And it used to be green with the racing stripe...the horrible blue is a poor paint over.  I'm going to strip and go with hammered gray.


----------



## tertiaryjim (Apr 13, 2016)

Looks like a solid and handy machine tho I nearly fainted when I saw the hammer marks on the knee.


----------



## USNFC (Apr 14, 2016)

Yeah, that broke my heart to see.  I figure I can work down the high spots and it shouldn't be an issue, but I know it's going to bother me everytime I see it.


----------



## USNFC (Apr 16, 2016)

I made quite a bit of progress this weekend so far.  I decided to go ahead and add an x-axis powerfeed while I was freshening up.  Upon disassembling and cleaning, I found there to be no wear on the screws, and minimal on the ways.  Backlash is next to nothing as well...a very nice machine.  Anyway, here are some pictures.


----------



## Ulma Doctor (Apr 16, 2016)

nice mill 
i like your choice of color!


----------



## USNFC (Apr 16, 2016)

Thanks, I actually went to Lowes looking for Rustoleum Hammered Green, because it was supposed to be the closest color to the original, but they didn't have Hammered Green.  I saw the Hammered Grey, and snagged all 6 cans they had.  I'm actually glad they didn't have the green.  I stripped everything except the column.  I didn't want to remove all of the filler on that, because.....well, because it seemed like a lot of work!  But seriously, I didn't think it looked too bad, so I primed and painted over it.  I used the etching primer, so it should stick ok.  If not, then I will be repainting in 20 yrs....I'm ok with that haha.


----------



## FOMOGO (Apr 16, 2016)

Nice job on the rehab, and the power feed is a great upgrade. Always nice to find a used machine that is nice and tight as so many are pretty clapped out. Mike


----------



## USNFC (Apr 16, 2016)

Thanks Mike.  I hear ya on the worn out machines.  I've looked at probably 100 different machines, and bought maybe 20 over the last 15 years.


----------



## eeler1 (Apr 17, 2016)

That power feed could be a post in itself.  Great color, really looking good.  

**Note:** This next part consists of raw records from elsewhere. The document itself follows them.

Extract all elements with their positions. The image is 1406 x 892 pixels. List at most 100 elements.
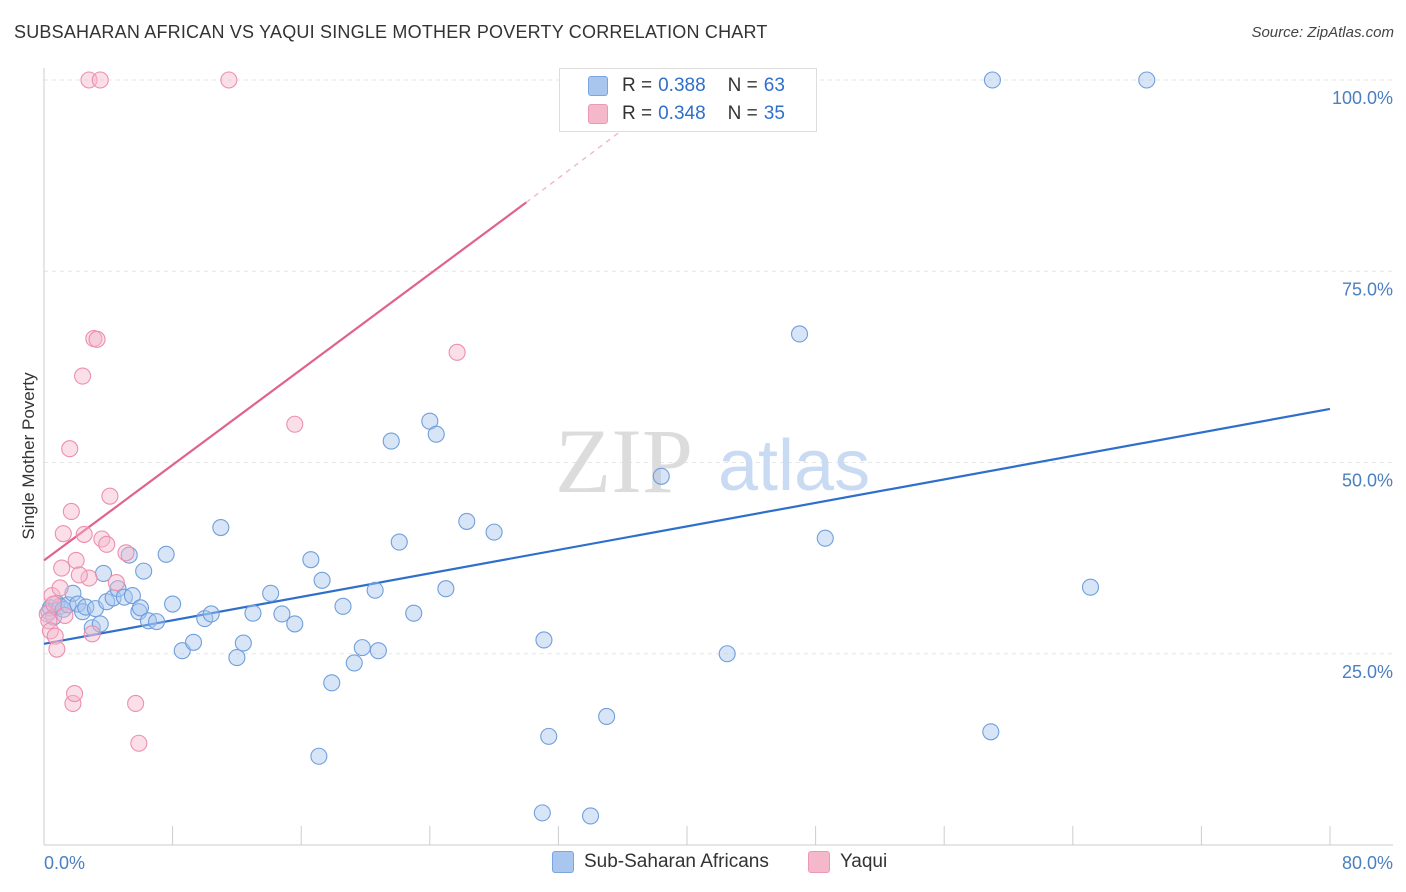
point-yaqui[interactable] [83,625,101,643]
x-tick-label-max: 80.0% [1342,853,1393,873]
legend-label-subsaharan: Sub-Saharan Africans [584,851,769,872]
point-yaqui[interactable] [127,694,145,713]
point-subsaharan[interactable] [212,518,230,537]
point-subsaharan[interactable] [816,529,834,547]
point-subsaharan[interactable] [718,645,736,663]
point-subsaharan[interactable] [535,631,553,649]
point-subsaharan[interactable] [369,642,387,660]
point-yaqui[interactable] [220,71,238,89]
point-yaqui[interactable] [88,330,106,348]
point-subsaharan[interactable] [228,649,246,667]
point-subsaharan[interactable] [652,467,670,485]
legend-r-label: R = [622,75,653,96]
legend-r-label: R = [622,103,653,124]
point-subsaharan[interactable] [302,551,320,569]
correlation-legend: R = 0.388 N = 63 R = 0.348 N = 35 [559,68,817,132]
point-subsaharan[interactable] [1138,71,1156,89]
y-tick-label: 100.0% [1332,88,1393,108]
series-legend: Sub-Saharan Africans Yaqui [0,851,1406,877]
point-subsaharan[interactable] [131,599,149,617]
legend-item-yaqui[interactable]: Yaqui [808,851,887,873]
point-subsaharan[interactable] [405,604,423,622]
point-subsaharan[interactable] [345,654,363,672]
point-subsaharan[interactable] [202,605,220,623]
point-subsaharan[interactable] [323,674,341,692]
point-subsaharan[interactable] [790,325,809,343]
point-subsaharan[interactable] [437,580,455,598]
trend-line-1 [43,201,527,562]
point-yaqui[interactable] [107,574,125,592]
point-subsaharan[interactable] [427,425,445,443]
point-subsaharan[interactable] [334,597,352,615]
point-yaqui[interactable] [75,525,93,543]
point-yaqui[interactable] [101,487,119,505]
trend-layer [43,123,1331,645]
point-subsaharan[interactable] [983,71,1001,89]
point-yaqui[interactable] [93,530,111,548]
point-subsaharan[interactable] [382,432,400,450]
points-layer [38,71,1156,825]
legend-swatch-yaqui [588,104,608,124]
point-yaqui[interactable] [74,367,92,385]
point-yaqui[interactable] [45,595,63,613]
point-subsaharan[interactable] [581,807,600,825]
point-subsaharan[interactable] [286,615,304,633]
point-subsaharan[interactable] [273,605,291,623]
point-yaqui[interactable] [91,71,109,89]
point-subsaharan[interactable] [262,584,280,602]
point-subsaharan[interactable] [164,595,182,613]
point-subsaharan[interactable] [598,707,616,726]
point-subsaharan[interactable] [135,562,153,580]
point-yaqui[interactable] [117,544,135,562]
point-subsaharan[interactable] [64,584,82,602]
point-subsaharan[interactable] [120,546,138,564]
y-tick-label: 75.0% [1342,279,1393,299]
legend-item-subsaharan[interactable]: Sub-Saharan Africans [552,851,769,873]
point-yaqui[interactable] [98,535,116,553]
point-subsaharan[interactable] [485,523,503,541]
point-yaqui[interactable] [62,502,80,521]
point-yaqui[interactable] [70,566,88,584]
point-subsaharan[interactable] [234,634,252,652]
point-yaqui[interactable] [80,569,98,587]
point-subsaharan[interactable] [353,639,371,657]
point-yaqui[interactable] [51,579,69,597]
point-subsaharan[interactable] [533,804,551,822]
y-tick-label: 50.0% [1342,471,1393,491]
point-subsaharan[interactable] [366,581,384,599]
legend-swatch-subsaharan [552,851,574,873]
point-subsaharan[interactable] [74,603,92,621]
point-yaqui[interactable] [130,734,148,752]
legend-n-value: 35 [763,103,785,124]
point-yaqui[interactable] [48,640,66,658]
legend-r-value: 0.348 [658,103,706,124]
point-yaqui[interactable] [56,606,74,625]
point-subsaharan[interactable] [313,571,331,589]
point-subsaharan[interactable] [244,604,262,622]
watermark-atlas: atlas [718,426,870,506]
point-yaqui[interactable] [65,684,84,703]
point-yaqui[interactable] [67,551,85,569]
point-yaqui[interactable] [38,605,56,623]
point-subsaharan[interactable] [390,533,408,551]
point-subsaharan[interactable] [109,580,127,598]
point-subsaharan[interactable] [123,587,141,605]
point-yaqui[interactable] [41,622,59,640]
point-subsaharan[interactable] [147,613,166,631]
point-subsaharan[interactable] [157,545,175,563]
point-subsaharan[interactable] [458,512,476,530]
point-subsaharan[interactable] [982,723,1000,741]
point-subsaharan[interactable] [184,633,203,651]
point-yaqui[interactable] [53,559,71,577]
trend-line-0 [43,407,1331,645]
point-yaqui[interactable] [61,440,79,458]
point-subsaharan[interactable] [1081,578,1100,596]
point-yaqui[interactable] [46,627,64,645]
point-subsaharan[interactable] [83,619,101,637]
y-axis-label: Single Mother Poverty [19,372,38,540]
point-subsaharan[interactable] [310,747,328,765]
point-subsaharan[interactable] [540,727,558,745]
point-yaqui[interactable] [54,525,72,543]
point-yaqui[interactable] [448,343,466,361]
point-yaqui[interactable] [286,415,304,433]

Oh, and that ain't clutter.  Heck, you can get around all four sides of the machine!


----------



## USNFC (Apr 17, 2016)

Thanks!  I may or may not have had to move a bunch of stuff to get those 4 sides clear!  It's coming along nicely.  I have some of the remaining parts soaking, so hopefully I will get it all back together in the next few days...


----------



## USNFC (Apr 18, 2016)

I made a little more progress.  I got the ram, head, and motor attached.  Now I just need to assemble the head and we will be ready to take it for a spin.


----------



## USNFC (Apr 18, 2016)




----------



## USNFC (Apr 20, 2016)

I finally finished everything up.  Only thing left is a directional switch for the power quill feed.


----------



## USNFC (Apr 21, 2016)

Ok, a few more pic's with a better vise.  I had this one tucked away on a shelf.  I'd like to get a 6" kurt when funds permit.


----------



## Ulma Doctor (Apr 24, 2016)

looking real sharp and ready for duty!


----------



## mikegt4 (Nov 25, 2016)

I stumbled across this old thread and I am interested (as a few others have posted) in your power feed addition. My Millrite had at one time a power feed which is long gone, probably the original unobtainable Servo unit.

How about some details on what you did to adapt the ALSGS unit to your Millrite.


----------



## USNFC (Nov 26, 2016)

Sure,
  Basically, I just milled the original millrite end cap until it had a flat surface with a large enough opening for the top of the power feed to sit in there flat.  Then I drilled holes and installed the two roll pins from the end plate that came with the power feed unit, into the original millrite end cap.  I used the end cap that came with the powerfeed as a template for where all of the holes went, and I drilled them on the millrite end cap.  Once everything was mounted, I had to make a small extension to attach the handle to.  I plan to drill down the center of the snub, and drill and tap the x screw end, so I can attach it a little better.  For now it just has set screws, and it working fine.  I am attaching a few pic's to show it better, as my explaining may not make sense haha.



	

		
			
		

		
	
 This is someone else's picture, but I used it to show the area I milled out(sorry my lines aren't very straight).


	

		
			
		

		
	
 Here you can see the area that is milled out.  I didn't have a rotary table at the time, so I just eyeballed it on the inside because I knew you wouldn't see any imperfections from the outside.



	

		
			
		

		
	
 I had to turn this on the lathe to get a little clearance.



	

		
			
		

		
	
 Here you can see how it fits in there.



	

		
			
		

		
	
 Here is the little extension I made.


	

		
			
		

		
	
 Here it is all together.

Hope that helps!


----------



## mikegt4 (Nov 26, 2016)

Thank you, this helps a lot. I look forward to adding a power feed to my machine.


----------